La lettura dei fenomeni deve essere più rapida e strutturata, soprattutto in una logica di allerta, cogliendo e interpretando i segnali deboli. È lo stesso concetto dei sismografi. Peccato che nella sanità non abbiamo sistemi di rilevamento in grado di misurare l’evoluzione delle patologie con un orizzonte temporale di 15 giorni-un mese. È una forma di prevenzione che si può ottenere, coinvolgendo di più l’epidemiologia e la lettura clinica dello stato di salute della popolazione. Questo è un fronte importante sia sotto il profilo della strumentazione che delle competenze. Perciò va costruito un sistema-sentinella poderoso, per monitorare fenomeni apparentemente molto stabili ma capace di cogliere le minime variazioni e gli scostamenti periodici. Un modello che ricalca il sistema InfluNet in Lombardia per l’influenza: una rete di medici di medicina generale che si sono resi disponibili a fare rilevazioni supplementari, con una campionatura statisticamente significativa e pensata, cioè non volontaristica e senza criterio.

Le diseguaglianze tra i territori e la mobilità sanitaria sono un altro nodo che si intende sciogliere. Basta spendere di più per colmare i divari nei livelli di assistenza?

I divari devono essere colmati, non c’è dubbio, ma lo si può fare solo creando reali punti di offerta equivalenti: non con risorse, quindi, ma per competenza. Il sapere medico è lento da acquisire, certi gap si recuperano in 5, 10 o 20 anni, non prima.

E il blocco della mobilità sanitaria?

La mobilità già oggi fa i conti con i tetti, rigidi, stabiliti nel 2011 e mai più aggiornati, in base ai quali qualsiasi prestazione che superi quel livello non viene riconosciuta.

Ma la mobilità passiva viene vista come una forma di impoverimento della regione che è costretta a cedere pazienti…

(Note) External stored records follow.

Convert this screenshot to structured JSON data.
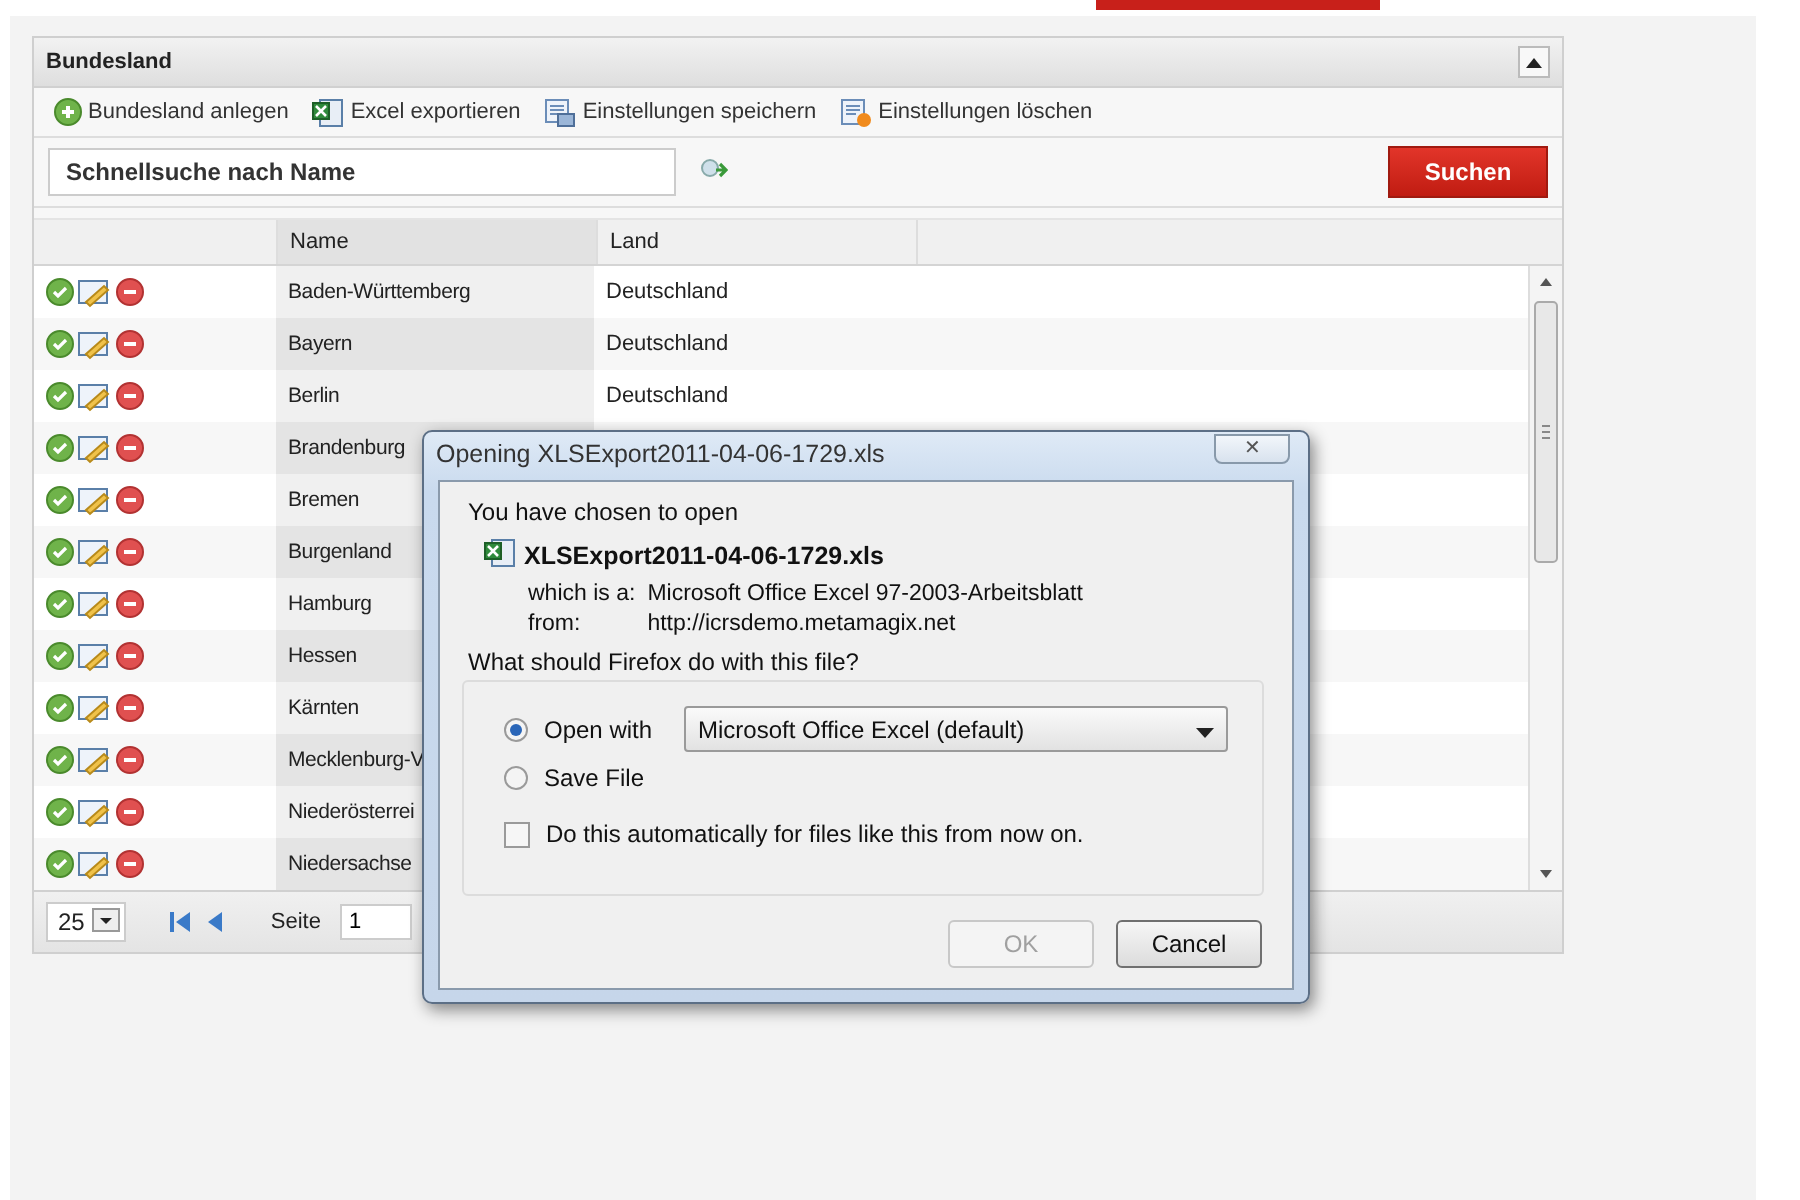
{
  "panel": {
    "title": "Bundesland"
  },
  "toolbar": [
    {
      "label": "Bundesland anlegen",
      "kind": "add"
    },
    {
      "label": "Excel exportieren",
      "kind": "excel"
    },
    {
      "label": "Einstellungen speichern",
      "kind": "save"
    },
    {
      "label": "Einstellungen löschen",
      "kind": "delete"
    }
  ],
  "search": {
    "placeholder": "Schnellsuche nach Name",
    "button": "Suchen"
  },
  "grid": {
    "columns": [
      "Name",
      "Land"
    ],
    "rows": [
      {
        "name": "Baden-Württemberg",
        "land": "Deutschland"
      },
      {
        "name": "Bayern",
        "land": "Deutschland"
      },
      {
        "name": "Berlin",
        "land": "Deutschland"
      },
      {
        "name": "Brandenburg"
      },
      {
        "name": "Bremen"
      },
      {
        "name": "Burgenland"
      },
      {
        "name": "Hamburg"
      },
      {
        "name": "Hessen"
      },
      {
        "name": "Kärnten"
      },
      {
        "name": "Mecklenburg-V"
      },
      {
        "name": "Niederösterrei"
      },
      {
        "name": "Niedersachse"
      }
    ]
  },
  "pager": {
    "page_size": "25",
    "page_label": "Seite",
    "page": "1"
  },
  "dialog": {
    "title": "Opening XLSExport2011-04-06-1729.xls",
    "close": "✕",
    "intro": "You have chosen to open",
    "file_name": "XLSExport2011-04-06-1729.xls",
    "type_label": "which is a:",
    "type_value": "Microsoft Office Excel 97-2003-Arbeitsblatt",
    "from_label": "from:",
    "from_value": "http://icrsdemo.metamagix.net",
    "question": "What should Firefox do with this file?",
    "options": [
      {
        "label": "Open with",
        "selected": true
      },
      {
        "label": "Save File",
        "selected": false
      }
    ],
    "application": "Microsoft Office Excel (default)",
    "auto": {
      "label": "Do this automatically for files like this from now on.",
      "checked": false
    },
    "buttons": [
      {
        "label": "OK",
        "disabled": true
      },
      {
        "label": "Cancel",
        "disabled": false
      }
    ]
  }
}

Adesso però in Lombardia si è creato il fenomeno inverso: abbiamo strutture abituate a gestire un flusso di pazienti da fuori regione imponente, che in termini economici valgono circa 600 milioni di ricavi. Ora, causa lockdown e la paura di venire in Lombardia e di contagiarsi, il flusso si è inaridito, si sta riprendendo adesso sulle prestazioni chirurgiche di alto livello. Alla fine dell’anno le strutture impegnate vedranno una perdita che qualcuno stima in 300 milioni di euro.

Dove vuole arrivare?

Se è vero che la capacità di attrarre implica una competenza su cui si sono investite risorse, è altrettanto vero che le regioni che cedono pazienti non sono attrezzate per queste prestazioni, quindi non devono far fronte a costi strutturali. Ma, di fatto, il blocco della mobilità significa che presumibilmente ci sono cittadini del Centro-Sud oggi sottocurati. Quindi, fatto salvo che ciascuno ha il diritto di essere curato vicino a casa, io resto favorevole alla mobilità sanitaria, perché avendo un Servizio sanitario nazionale è giusto che ogni cittadino italiano abbia la libertà di potersi far curare dove crede. Il blocco del 2011 è culturalmente sbagliato.

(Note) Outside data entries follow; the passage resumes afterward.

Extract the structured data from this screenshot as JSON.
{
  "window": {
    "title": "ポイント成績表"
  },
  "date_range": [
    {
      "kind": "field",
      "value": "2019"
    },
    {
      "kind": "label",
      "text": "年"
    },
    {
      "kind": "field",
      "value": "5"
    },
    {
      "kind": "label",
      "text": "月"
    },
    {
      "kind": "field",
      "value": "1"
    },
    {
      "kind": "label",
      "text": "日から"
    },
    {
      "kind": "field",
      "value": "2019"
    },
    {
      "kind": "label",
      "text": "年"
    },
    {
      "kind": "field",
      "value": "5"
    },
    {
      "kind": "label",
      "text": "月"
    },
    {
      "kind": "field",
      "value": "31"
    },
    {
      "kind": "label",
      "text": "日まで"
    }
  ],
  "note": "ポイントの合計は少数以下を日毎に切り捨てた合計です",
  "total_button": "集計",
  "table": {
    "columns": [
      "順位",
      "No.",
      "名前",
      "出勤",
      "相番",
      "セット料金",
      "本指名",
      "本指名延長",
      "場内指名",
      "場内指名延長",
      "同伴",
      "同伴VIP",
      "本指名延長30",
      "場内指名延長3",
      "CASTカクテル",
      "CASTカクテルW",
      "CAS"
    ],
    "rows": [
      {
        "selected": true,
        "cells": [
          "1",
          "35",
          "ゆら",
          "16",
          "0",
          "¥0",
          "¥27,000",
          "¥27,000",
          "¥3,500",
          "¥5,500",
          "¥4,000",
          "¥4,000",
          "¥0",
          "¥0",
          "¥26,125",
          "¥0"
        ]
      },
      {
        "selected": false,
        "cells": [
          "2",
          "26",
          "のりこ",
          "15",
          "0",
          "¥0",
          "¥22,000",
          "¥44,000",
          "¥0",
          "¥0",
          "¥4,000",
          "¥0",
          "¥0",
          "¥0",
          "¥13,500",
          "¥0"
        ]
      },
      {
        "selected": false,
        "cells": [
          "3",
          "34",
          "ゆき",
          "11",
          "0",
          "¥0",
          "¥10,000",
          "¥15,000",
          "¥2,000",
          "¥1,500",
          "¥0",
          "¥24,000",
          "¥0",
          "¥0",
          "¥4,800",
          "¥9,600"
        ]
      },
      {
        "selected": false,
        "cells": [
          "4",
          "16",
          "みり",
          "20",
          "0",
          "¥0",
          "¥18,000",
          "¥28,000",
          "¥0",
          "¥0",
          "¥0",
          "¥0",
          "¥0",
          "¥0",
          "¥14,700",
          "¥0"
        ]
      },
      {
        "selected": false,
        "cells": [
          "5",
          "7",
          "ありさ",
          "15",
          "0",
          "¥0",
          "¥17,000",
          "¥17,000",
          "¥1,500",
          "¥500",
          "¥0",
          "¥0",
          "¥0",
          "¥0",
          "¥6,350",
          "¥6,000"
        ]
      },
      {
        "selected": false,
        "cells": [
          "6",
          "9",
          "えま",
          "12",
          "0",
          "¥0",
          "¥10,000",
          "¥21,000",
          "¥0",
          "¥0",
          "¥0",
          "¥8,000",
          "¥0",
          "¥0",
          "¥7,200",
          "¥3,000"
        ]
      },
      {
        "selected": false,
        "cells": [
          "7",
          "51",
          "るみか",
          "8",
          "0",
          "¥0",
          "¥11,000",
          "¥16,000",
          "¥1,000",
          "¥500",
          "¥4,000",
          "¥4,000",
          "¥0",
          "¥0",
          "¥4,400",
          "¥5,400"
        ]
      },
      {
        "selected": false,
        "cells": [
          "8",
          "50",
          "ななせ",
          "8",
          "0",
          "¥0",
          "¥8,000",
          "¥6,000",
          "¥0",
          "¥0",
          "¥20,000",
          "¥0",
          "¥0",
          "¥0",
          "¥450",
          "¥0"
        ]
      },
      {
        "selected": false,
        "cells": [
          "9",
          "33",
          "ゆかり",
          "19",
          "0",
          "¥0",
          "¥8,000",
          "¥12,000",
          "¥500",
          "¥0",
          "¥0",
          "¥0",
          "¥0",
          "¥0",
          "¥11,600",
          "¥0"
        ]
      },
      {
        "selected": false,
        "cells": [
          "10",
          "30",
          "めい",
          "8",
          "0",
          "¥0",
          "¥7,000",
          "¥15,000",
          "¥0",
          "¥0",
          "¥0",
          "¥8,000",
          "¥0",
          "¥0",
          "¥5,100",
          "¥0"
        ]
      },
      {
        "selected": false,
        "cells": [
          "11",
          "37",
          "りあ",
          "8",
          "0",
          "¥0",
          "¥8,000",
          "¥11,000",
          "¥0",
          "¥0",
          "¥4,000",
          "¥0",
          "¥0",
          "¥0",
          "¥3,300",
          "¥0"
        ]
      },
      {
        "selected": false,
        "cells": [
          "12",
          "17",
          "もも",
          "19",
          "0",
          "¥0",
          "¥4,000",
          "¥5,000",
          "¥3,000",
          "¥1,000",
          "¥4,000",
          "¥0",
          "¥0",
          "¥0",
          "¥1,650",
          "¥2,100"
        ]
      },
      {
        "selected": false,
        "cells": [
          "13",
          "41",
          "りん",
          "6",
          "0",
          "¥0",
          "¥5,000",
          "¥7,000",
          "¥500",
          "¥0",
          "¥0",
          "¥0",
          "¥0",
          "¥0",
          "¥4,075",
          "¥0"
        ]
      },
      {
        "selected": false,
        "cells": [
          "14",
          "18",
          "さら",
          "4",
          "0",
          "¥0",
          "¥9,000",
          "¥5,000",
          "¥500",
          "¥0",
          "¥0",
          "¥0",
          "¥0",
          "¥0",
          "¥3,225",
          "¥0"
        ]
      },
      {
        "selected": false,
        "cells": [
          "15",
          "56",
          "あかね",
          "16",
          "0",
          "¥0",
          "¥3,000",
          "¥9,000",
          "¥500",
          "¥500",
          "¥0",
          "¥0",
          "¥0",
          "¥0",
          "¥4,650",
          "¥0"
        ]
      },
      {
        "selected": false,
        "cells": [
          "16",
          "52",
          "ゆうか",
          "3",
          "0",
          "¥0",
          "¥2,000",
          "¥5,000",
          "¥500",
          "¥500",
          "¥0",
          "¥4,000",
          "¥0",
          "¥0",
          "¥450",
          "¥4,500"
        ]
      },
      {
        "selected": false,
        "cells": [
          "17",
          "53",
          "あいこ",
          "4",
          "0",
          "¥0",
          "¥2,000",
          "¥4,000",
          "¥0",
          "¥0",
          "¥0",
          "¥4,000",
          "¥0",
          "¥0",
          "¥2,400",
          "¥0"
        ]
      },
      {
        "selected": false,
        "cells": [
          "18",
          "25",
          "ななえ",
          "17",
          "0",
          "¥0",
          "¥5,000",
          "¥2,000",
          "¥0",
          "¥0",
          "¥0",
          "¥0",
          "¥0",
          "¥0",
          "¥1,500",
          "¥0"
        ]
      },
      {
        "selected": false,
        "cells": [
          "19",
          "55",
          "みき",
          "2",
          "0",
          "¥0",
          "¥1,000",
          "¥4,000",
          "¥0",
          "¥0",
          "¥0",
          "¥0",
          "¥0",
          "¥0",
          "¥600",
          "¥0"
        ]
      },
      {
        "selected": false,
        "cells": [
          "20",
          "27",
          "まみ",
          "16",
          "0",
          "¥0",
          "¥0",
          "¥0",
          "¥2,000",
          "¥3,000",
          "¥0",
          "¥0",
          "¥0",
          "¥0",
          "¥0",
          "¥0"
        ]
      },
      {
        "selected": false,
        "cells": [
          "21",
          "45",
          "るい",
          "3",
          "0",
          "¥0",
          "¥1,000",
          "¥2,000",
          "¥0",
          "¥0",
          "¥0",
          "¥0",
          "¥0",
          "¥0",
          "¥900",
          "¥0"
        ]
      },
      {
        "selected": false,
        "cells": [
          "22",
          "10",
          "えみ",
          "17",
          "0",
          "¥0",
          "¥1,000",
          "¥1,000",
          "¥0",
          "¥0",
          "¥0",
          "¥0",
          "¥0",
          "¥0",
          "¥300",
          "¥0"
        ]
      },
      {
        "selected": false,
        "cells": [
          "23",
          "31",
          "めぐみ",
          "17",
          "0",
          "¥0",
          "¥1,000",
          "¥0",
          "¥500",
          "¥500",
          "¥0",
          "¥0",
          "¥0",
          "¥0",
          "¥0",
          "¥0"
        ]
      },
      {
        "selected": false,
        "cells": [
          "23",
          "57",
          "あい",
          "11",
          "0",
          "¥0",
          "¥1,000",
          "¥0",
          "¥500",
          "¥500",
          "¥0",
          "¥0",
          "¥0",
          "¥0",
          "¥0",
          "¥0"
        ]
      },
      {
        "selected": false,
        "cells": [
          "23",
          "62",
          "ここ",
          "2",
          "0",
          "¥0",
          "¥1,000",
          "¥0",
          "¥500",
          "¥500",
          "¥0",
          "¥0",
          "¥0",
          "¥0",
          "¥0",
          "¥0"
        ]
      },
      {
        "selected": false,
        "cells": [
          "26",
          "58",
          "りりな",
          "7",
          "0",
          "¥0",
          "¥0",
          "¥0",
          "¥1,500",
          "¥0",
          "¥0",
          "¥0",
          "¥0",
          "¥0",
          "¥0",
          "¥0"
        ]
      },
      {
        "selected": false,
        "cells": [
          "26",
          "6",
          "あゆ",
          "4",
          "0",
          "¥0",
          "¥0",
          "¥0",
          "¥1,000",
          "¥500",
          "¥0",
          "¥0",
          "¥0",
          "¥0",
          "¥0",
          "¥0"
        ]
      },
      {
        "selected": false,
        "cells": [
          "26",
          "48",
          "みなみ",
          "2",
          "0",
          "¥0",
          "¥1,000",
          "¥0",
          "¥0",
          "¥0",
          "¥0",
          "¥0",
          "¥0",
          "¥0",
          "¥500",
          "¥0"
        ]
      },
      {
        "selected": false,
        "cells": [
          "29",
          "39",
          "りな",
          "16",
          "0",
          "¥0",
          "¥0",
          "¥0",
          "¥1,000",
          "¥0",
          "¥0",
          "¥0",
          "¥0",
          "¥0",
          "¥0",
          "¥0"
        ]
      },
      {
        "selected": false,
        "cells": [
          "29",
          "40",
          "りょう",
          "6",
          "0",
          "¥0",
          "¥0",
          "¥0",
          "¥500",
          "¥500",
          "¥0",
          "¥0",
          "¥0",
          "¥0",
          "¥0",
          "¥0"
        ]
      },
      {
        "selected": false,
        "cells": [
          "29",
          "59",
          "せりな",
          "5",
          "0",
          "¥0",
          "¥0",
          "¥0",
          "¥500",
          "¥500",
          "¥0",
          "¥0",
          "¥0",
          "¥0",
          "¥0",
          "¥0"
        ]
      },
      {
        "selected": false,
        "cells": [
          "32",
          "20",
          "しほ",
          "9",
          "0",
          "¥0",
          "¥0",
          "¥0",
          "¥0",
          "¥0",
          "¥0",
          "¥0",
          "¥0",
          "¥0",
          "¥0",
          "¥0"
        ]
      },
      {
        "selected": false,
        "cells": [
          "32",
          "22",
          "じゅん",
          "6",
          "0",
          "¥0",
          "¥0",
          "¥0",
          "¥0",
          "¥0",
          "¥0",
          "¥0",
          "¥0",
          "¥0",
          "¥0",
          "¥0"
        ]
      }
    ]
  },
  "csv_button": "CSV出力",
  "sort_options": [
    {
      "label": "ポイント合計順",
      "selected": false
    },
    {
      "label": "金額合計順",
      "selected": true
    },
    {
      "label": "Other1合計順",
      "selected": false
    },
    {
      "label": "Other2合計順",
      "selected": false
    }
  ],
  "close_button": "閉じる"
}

Nel piano Speranza non si fa cenno ad approcci sussidiari in sanità…

Questo effettivamente è un punto debole.

Un’ultima domanda: sui progetti verso cui far convergere le risorse del Recovery fund siete stati coinvolti?

Sarebbe molto utile che il ministero coinvolga le Regioni. Ma finora non è arrivata alcuna ipotesi di confronto e non c’è all’ordine del giorno da nessuna parte un incontro con il ministero.